The ensuing investigation revealed that a Japanese submarine mine had blown a hole in the starboard side of the ship extending 10 frames' length (from frame 10 to frame 20) and to a point within five feet of the main deck. The explosion had broken the keel, and the hole extended about eight feet up from the keel on the port side. In the ensuing days, a work crew from ARB-6 cleared away the wreckage, and the ship's force recovered the bodies of the two men killed. From November 1944 to January 1945, Viburnum received repairs from Jason (ARH-1) and Vestal (AR-4) before she was docked in floating drydock AFDL-32 and repaired enough to resume active operations about 9 February 1945.

===End-of-war operations===
Viburnum remained at Ulithi, performing limited harbor work in a protected harbor into the spring of 1945. She sailed for the west coast of the United States on 9 May, stopped briefly at Pearl Harbor en route, and arrived at San Francisco, California, on 5 June.

==Post-war evaluation and disposition==
Due to the heavy workload on west coast yards for repairs to damaged combatant vessels, the Navy did not desire full restoration of Viburnum. Accordingly, the net-laying ship was decommissioned and placed in an "in-service" status on 12 July 1945.
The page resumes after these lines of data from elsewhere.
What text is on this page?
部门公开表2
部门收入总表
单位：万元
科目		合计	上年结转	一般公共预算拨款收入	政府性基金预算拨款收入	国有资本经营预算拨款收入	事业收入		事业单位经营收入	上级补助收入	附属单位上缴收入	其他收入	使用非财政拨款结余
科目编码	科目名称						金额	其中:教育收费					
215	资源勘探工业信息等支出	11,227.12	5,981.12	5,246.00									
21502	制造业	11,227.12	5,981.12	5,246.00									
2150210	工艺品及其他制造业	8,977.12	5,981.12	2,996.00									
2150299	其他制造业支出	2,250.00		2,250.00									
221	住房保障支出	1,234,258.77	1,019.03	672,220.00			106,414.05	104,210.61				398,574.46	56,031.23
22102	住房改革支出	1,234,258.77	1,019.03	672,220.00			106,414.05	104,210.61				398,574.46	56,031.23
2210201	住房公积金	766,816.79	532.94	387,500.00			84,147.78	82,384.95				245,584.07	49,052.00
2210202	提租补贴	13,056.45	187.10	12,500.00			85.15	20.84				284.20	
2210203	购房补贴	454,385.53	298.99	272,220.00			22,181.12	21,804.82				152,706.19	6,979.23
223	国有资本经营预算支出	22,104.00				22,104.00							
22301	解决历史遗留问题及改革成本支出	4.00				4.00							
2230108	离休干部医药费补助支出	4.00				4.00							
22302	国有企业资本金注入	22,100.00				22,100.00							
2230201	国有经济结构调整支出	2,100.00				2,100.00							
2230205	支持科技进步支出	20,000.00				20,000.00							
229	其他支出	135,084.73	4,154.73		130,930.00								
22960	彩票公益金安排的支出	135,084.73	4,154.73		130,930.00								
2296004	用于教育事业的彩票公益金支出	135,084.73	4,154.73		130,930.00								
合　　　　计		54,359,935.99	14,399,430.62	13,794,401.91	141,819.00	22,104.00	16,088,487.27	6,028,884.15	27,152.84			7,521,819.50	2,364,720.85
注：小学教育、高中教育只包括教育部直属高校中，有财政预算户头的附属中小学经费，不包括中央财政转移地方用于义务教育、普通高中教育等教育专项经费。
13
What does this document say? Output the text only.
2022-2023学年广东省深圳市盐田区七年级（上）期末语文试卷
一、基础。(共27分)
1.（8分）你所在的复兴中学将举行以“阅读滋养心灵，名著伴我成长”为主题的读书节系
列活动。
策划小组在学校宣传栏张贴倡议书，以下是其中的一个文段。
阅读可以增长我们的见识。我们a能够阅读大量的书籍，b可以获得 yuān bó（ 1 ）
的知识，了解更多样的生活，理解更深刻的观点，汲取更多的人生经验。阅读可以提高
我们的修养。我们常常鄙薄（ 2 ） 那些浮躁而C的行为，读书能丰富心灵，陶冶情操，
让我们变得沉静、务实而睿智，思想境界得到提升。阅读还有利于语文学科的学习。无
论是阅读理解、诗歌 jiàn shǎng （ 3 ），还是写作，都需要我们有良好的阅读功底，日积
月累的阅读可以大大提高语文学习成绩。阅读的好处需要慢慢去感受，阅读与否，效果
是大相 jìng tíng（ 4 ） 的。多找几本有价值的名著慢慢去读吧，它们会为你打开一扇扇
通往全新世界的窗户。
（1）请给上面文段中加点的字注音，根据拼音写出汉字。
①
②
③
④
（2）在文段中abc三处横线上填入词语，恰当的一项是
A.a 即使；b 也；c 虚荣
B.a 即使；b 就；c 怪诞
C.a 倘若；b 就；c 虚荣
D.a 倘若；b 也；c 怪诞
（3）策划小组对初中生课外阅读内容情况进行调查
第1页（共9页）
Viburnum was placed out of service on 3 January 1946, and her disposal was authorized on 17 January. Her name was struck from the Navy list on 21 January, and the former net-layer was transferred to the United States Maritime Commission on 12 August 1947. The vessel was simultaneously delivered to Walter K. Wilms and Co., at Suisun Bay, and was probably scrapped soon afterwards.